テロメア伸長はコーヒー(カフェイン入り)が原因?

Q.コーヒーやビールがテロメアに影響を与えるのは本当ですか?

 
A.コーヒーやビールが人間の持つ染色体のテロメアへ影響するか否かは、まだ研究されていません。

 
2019年の学術雑誌「PLoS Genetics」の論文で、コーヒーのカフェインが人間のDNAに悪影響を及ぼす可能性があるという記事が掲載されました。
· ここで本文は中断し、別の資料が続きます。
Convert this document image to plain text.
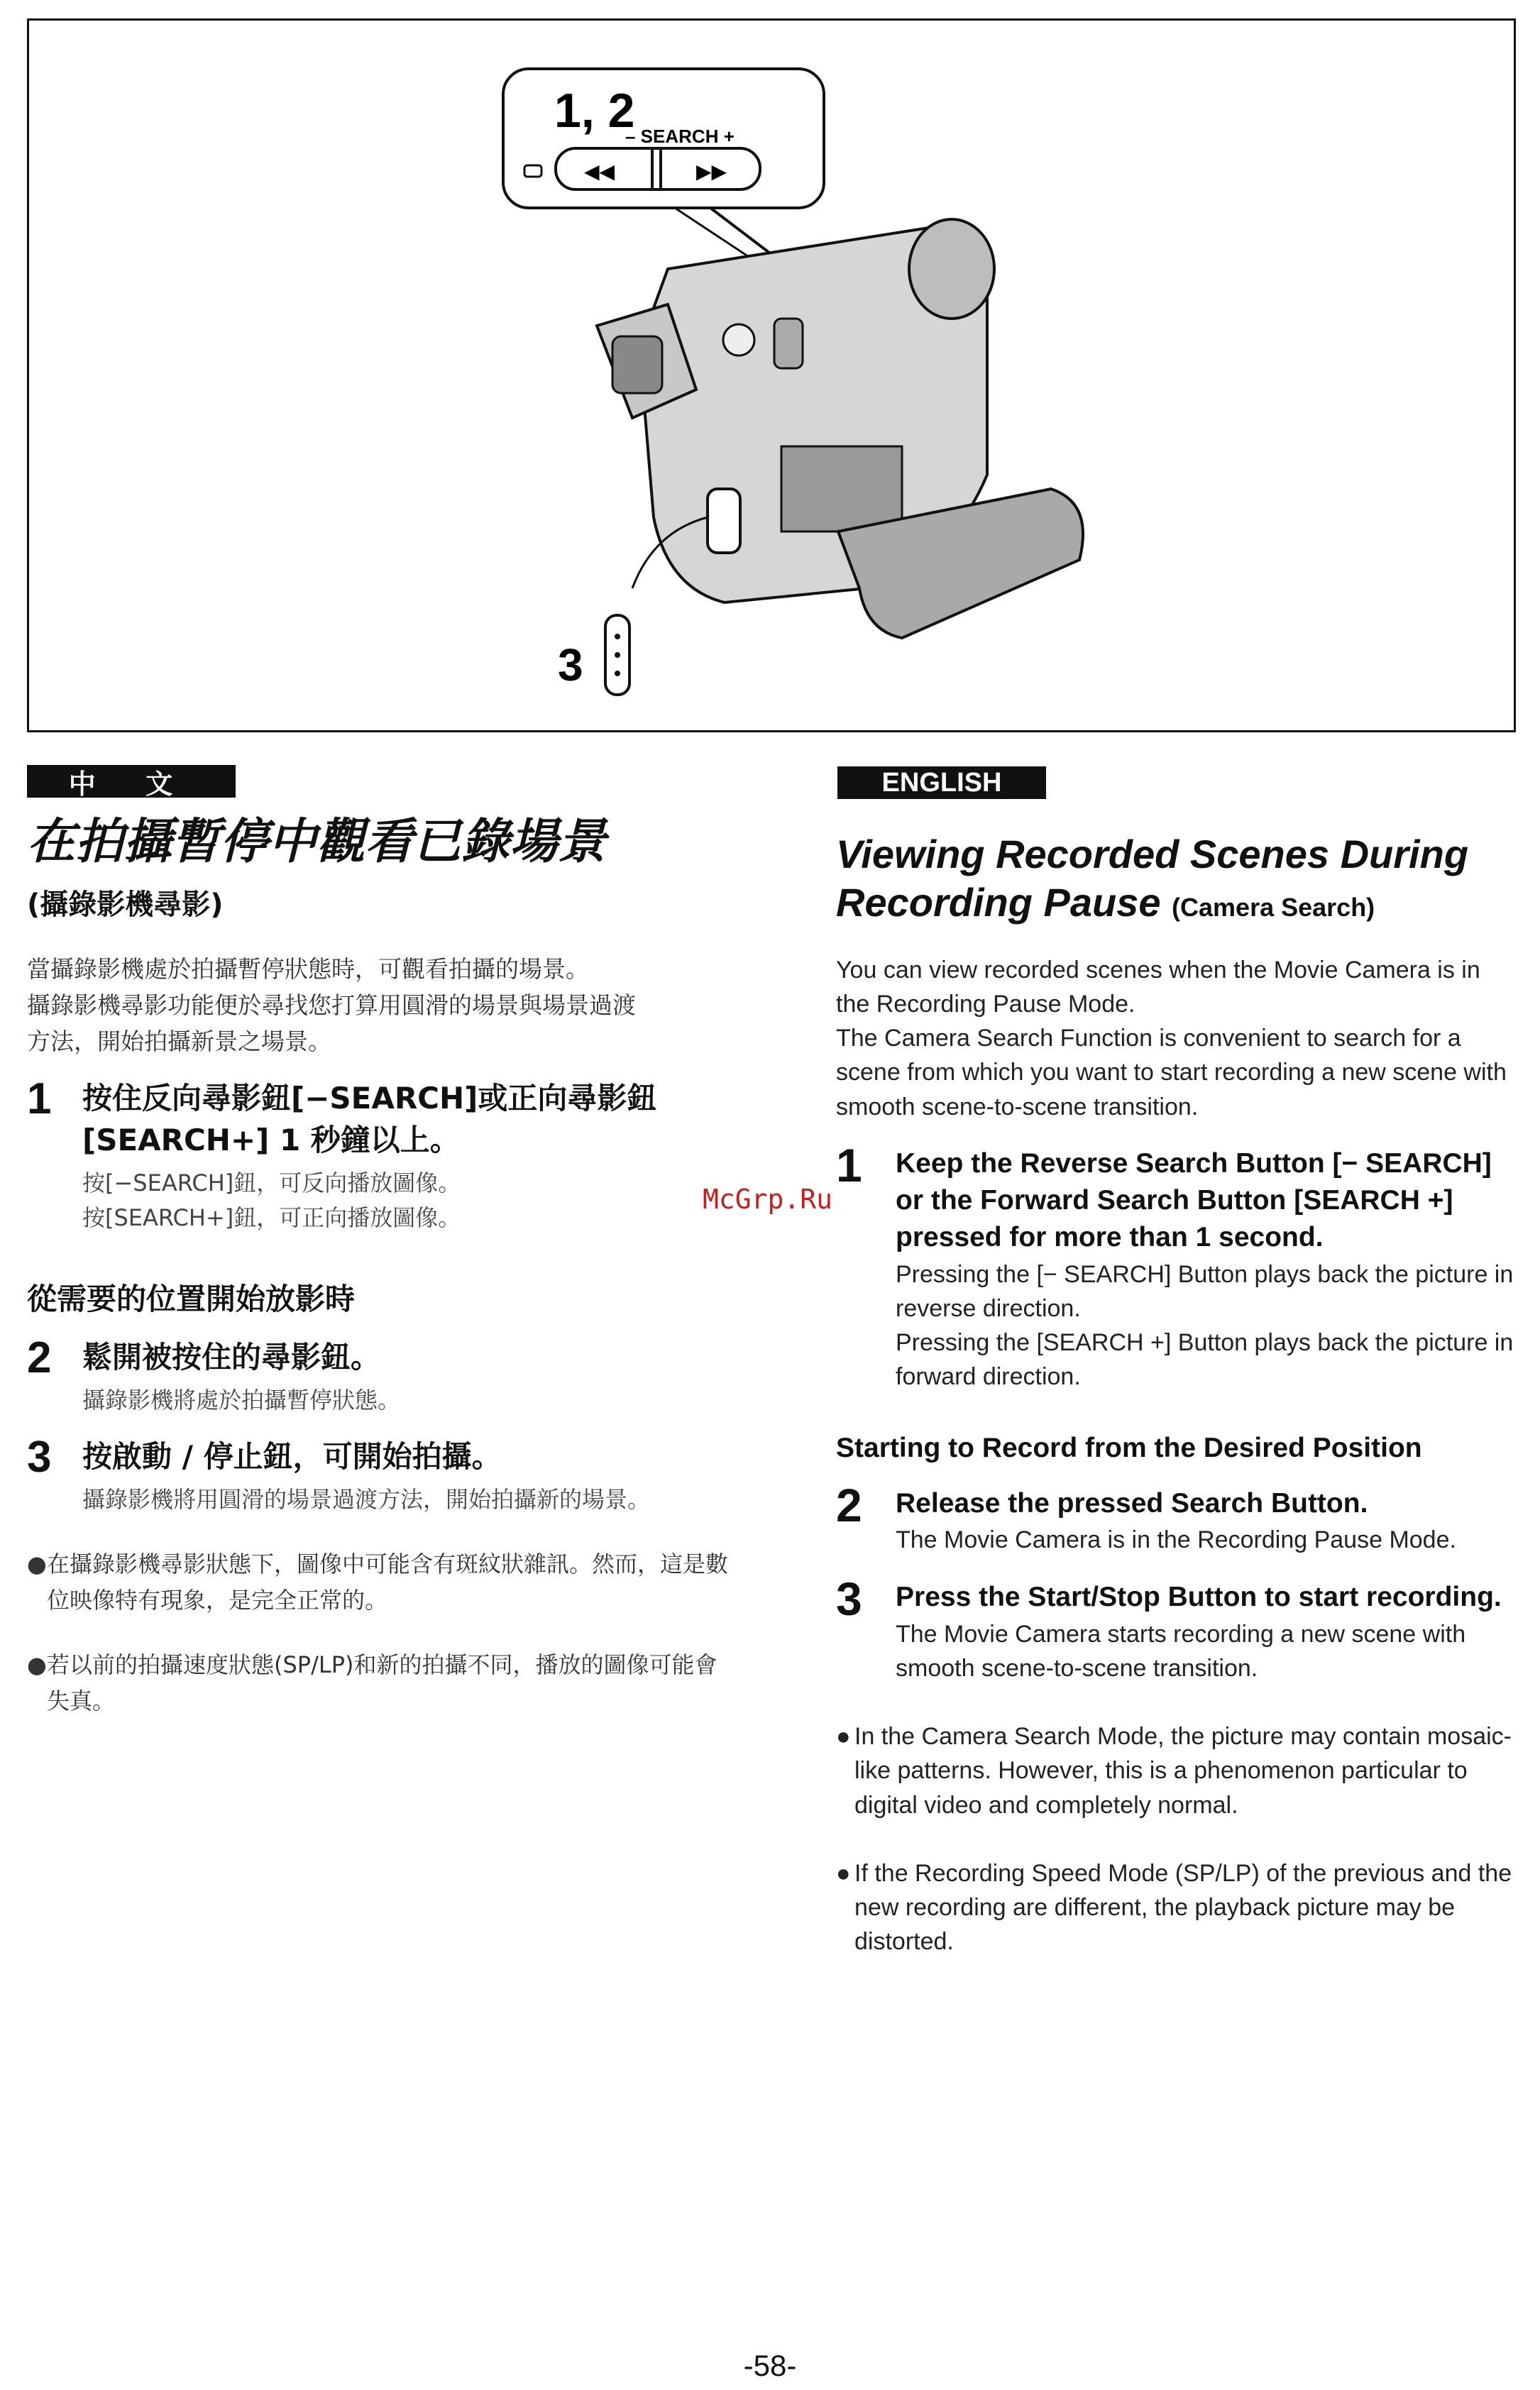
1, 2
– SEARCH +
◀◀	▶▶
3
中 文	ENGLISH
在拍攝暫停中觀看已錄場景
(攝錄影機尋影)
當攝錄影機處於拍攝暫停狀態時，可觀看拍攝的場景。
攝錄影機尋影功能便於尋找您打算用圓滑的場景與場景過渡
方法，開始拍攝新景之場景。
1 按住反向尋影鈕[−SEARCH]或正向尋影鈕[SEARCH+] 1 秒鐘以上。
按[−SEARCH]鈕，可反向播放圖像。
按[SEARCH+]鈕，可正向播放圖像。
從需要的位置開始放影時
2 鬆開被按住的尋影鈕。
攝錄影機將處於拍攝暫停狀態。
3 按啟動 / 停止鈕，可開始拍攝。
攝錄影機將用圓滑的場景過渡方法，開始拍攝新的場景。
● 在攝錄影機尋影狀態下，圖像中可能含有斑紋狀雜訊。然而，這是數位映像特有現象，是完全正常的。
● 若以前的拍攝速度狀態(SP/LP)和新的拍攝不同，播放的圖像可能會失真。
McGrp.Ru
Viewing Recorded Scenes During Recording Pause (Camera Search)
You can view recorded scenes when the Movie Camera is in the Recording Pause Mode.
The Camera Search Function is convenient to search for a scene from which you want to start recording a new scene with smooth scene-to-scene transition.
1 Keep the Reverse Search Button [− SEARCH] or the Forward Search Button [SEARCH +] pressed for more than 1 second.
Pressing the [− SEARCH] Button plays back the picture in reverse direction.
Pressing the [SEARCH +] Button plays back the picture in forward direction.
Starting to Record from the Desired Position
2 Release the pressed Search Button.
The Movie Camera is in the Recording Pause Mode.
3 Press the Start/Stop Button to start recording.
The Movie Camera starts recording a new scene with smooth scene-to-scene transition.
● In the Camera Search Mode, the picture may contain mosaic-like patterns. However, this is a phenomenon particular to digital video and completely normal.
● If the Recording Speed Mode (SP/LP) of the previous and the new recording are different, the playback picture may be distorted.
-58-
また、コーヒーだけでなく、ビールによる研究もおこなわれた結果、アルコールにテロメアを伸長させる力があることが分かったのだそうです。

 
しかし、この研究は酵母細胞を使って実験が行われたため、その結果がすなわち人間の細胞にも当てはまるかどうかは判明しておらず、実際の人間で証明するためには、被験者に長期間にわたってコーヒーやアルコール飲料を飲んでもらう必要があるなど、人間のDNAで証明することは物理的に難しいとされています。

 
さらに、過去の世界的な大学による研究論文では、カフェイン入りのコーヒーを飲んでいる女性にテロメアの伸長が多く認められたという事実や、認知力低下・肝臓病・メラノーマ(黒色細胞腫)などの発病リスクがコーヒーで減少することが判明されたなどの記述もあり、条件によってはテロメアに良い影響を及ぼす可能性も考えられます。

 
そのため、コーヒーやアルコール飲料は、飲みすぎることなく適量を摂取するように心がければ、人間のDNAに何かしらの悪影響を及ぼすことはないのではないでしょうか。今回の研究結果の論文からも分かるとおり、何事もほどほどが良いのかもしれません。